Heliconia - Invierno (26 page)

Navegaron durante días y días. Como en una pesadilla, a estribor siempre veían la gigantesca mole oscura peninsular. Inalterable, parecía dispuesta a no abandonar nunca.

En cierta ocasión rodearon una pequeña isla, un lunar en el océano, quizás un desprendimiento de la masa continental. A pesar de su aspecto aterrador, la isla estaba habitada. Un aroma a humo de leña se abrió camino hasta la nave; eso y la aparición de algunas cabañas entre las espesas enramadas animó a los pasajeros a tomar tierra. No obstante, el capitán desoyó sus propuestas.

—Esos isleños son todos piratas, muchos de ellos desesperados por haber perdido sus barcos en alguna tormenta. Si pusiéramos un pie en tierra nos asesinarían para quitarnos el nuestro. Prefiero un buitre por compañía.

Tres largas canoas de piel se hicieron a la mar desde la orilla. Shokerandit hizo circular su catalejo y observaron a los hombres que, doblándose, remaban hacia el bergantín como si les fuera la vida en ello. De pie en la popa de una de las canoas había una mujer desnuda de largos cabellos negros. Sostenía en brazos a un bebé que mamaba de su pecho.

En aquel instante una tormenta de nieve brotó de las montañas, cayendo sobre el mar corno un mantón. Los copos tocaban los pechos de la mujer desnuda y se deshacían.

El Nueva Estación tenía demasiado velamen para las ligeras canoas y aunque pronto quedaron a popa, los remeros no disminuyeron el ritmo. Como poseídos por la locura, tampoco dejarían de remar después, de perder de vista el barco.

En una o dos ocasiones, la capa de nubes y bruma se abrió lo suficiente como para que los pasajeros pudiesen vislumbrar las cumbres de Shiven. Entonces, quien descubría la apertura avisaba a los demás viajeros, que llegaban corriendo para asombrarse de la altura que podían alcanzar esos inmensos peñascos, esas junglas verticales, esas nieves.

Cierta vez presenciaron un desprendimiento.

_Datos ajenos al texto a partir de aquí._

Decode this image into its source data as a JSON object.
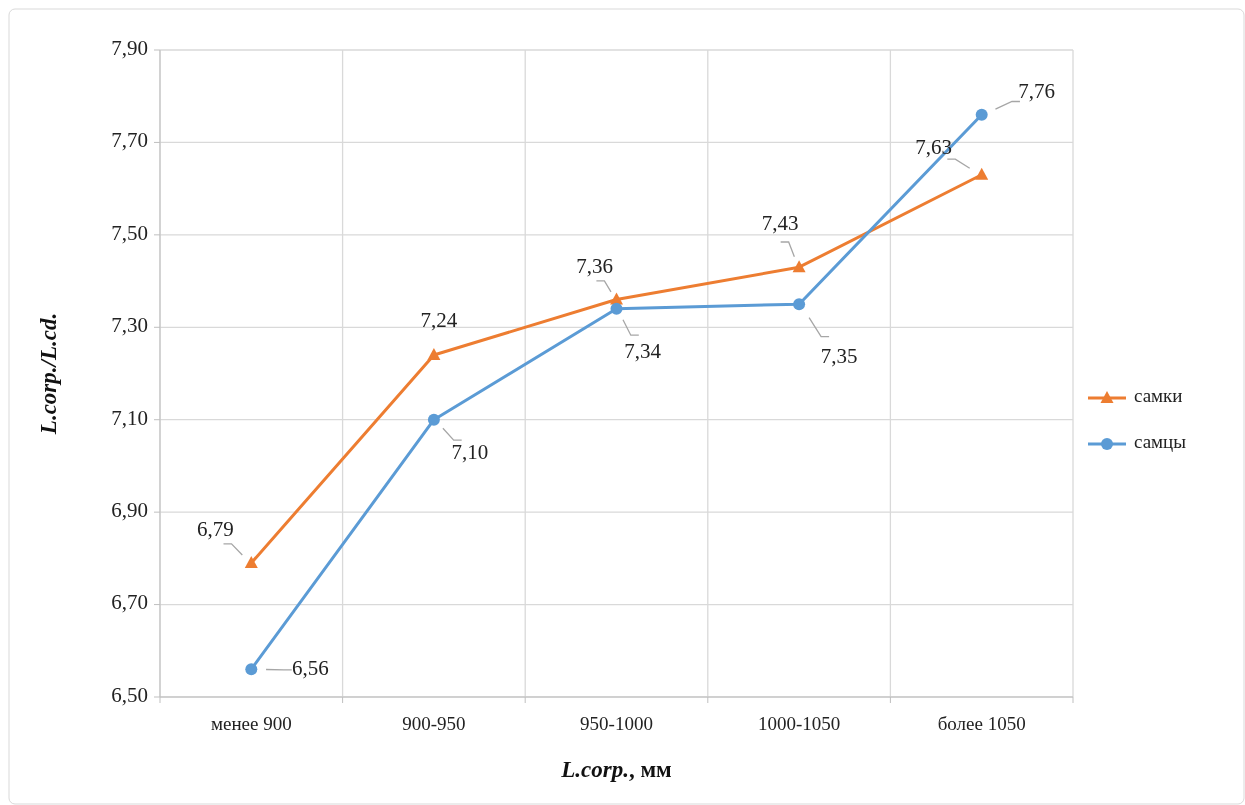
{
  "chart_data": {
    "type": "line",
    "xlabel": "L.corp., мм",
    "ylabel": "L.corp./L.cd.",
    "categories": [
      "менее 900",
      "900-950",
      "950-1000",
      "1000-1050",
      "более 1050"
    ],
    "series": [
      {
        "name": "самки",
        "color": "#ed7d31",
        "marker": "triangle",
        "values": [
          6.79,
          7.24,
          7.36,
          7.43,
          7.63
        ],
        "value_labels": [
          "6,79",
          "7,24",
          "7,36",
          "7,43",
          "7,63"
        ]
      },
      {
        "name": "самцы",
        "color": "#5b9bd5",
        "marker": "circle",
        "values": [
          6.56,
          7.1,
          7.34,
          7.35,
          7.76
        ],
        "value_labels": [
          "6,56",
          "7,10",
          "7,34",
          "7,35",
          "7,76"
        ]
      }
    ],
    "ylim": [
      6.5,
      7.9
    ],
    "yticks": [
      {
        "value": 6.5,
        "label": "6,50"
      },
      {
        "value": 6.7,
        "label": "6,70"
      },
      {
        "value": 6.9,
        "label": "6,90"
      },
      {
        "value": 7.1,
        "label": "7,10"
      },
      {
        "value": 7.3,
        "label": "7,30"
      },
      {
        "value": 7.5,
        "label": "7,50"
      },
      {
        "value": 7.7,
        "label": "7,70"
      },
      {
        "value": 7.9,
        "label": "7,90"
      }
    ],
    "grid": true,
    "legend": "right"
  }
}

Parte del acantilado se desmoronó. Caía y caía, arrastrando consigo cada vez más rocas. Como consecuencia del impacto con el mar se formó una gran ola. Luego, una cuña de hielo se hundió en el agua, desapareció un instante, resurgió. Tras la primera, cuñas aún mayores siguieron su camino. Provenían del borde de algún glaciar oculto entre las nubes. Su desmoronamiento produjo unas tremendas reverberaciones sonoras.

Una colonia de aves terrosas abandonó la costa de a miles, chillando de terror. Tan amplias eran sus alas que, al pasar por encima del barco, el rumor del aleteo era como un quedo tronar. La bandada tardó media hora en sobrevolar el Nueva Estación y el capitán cazó varios ejemplares para la cocina.

Por fin, cuando el bergantín terminó de bordear la península y, a dos días de Rivenjk, enfilaba hacia el norte, una nueva tormenta, menos violenta que la anterior, encapotó el cielo. Pronto lo alcanzaron rápidos remolinos de viento y nieve, quitándole toda visibilidad. Durante todo un día, la luz de los dos soles se filtró trabajosamente a través de gruesas capas de niebla y granizo. Los cascotes eran a veces más grandes que el puño de un hombre.

Cuando la tormenta amainó, y los hombres que manejaban las bombas pudieron poner fin a su labor y, tambaleándose, buscar un rincón donde dormir, la franja costera se hizo lentamente visible otra vez.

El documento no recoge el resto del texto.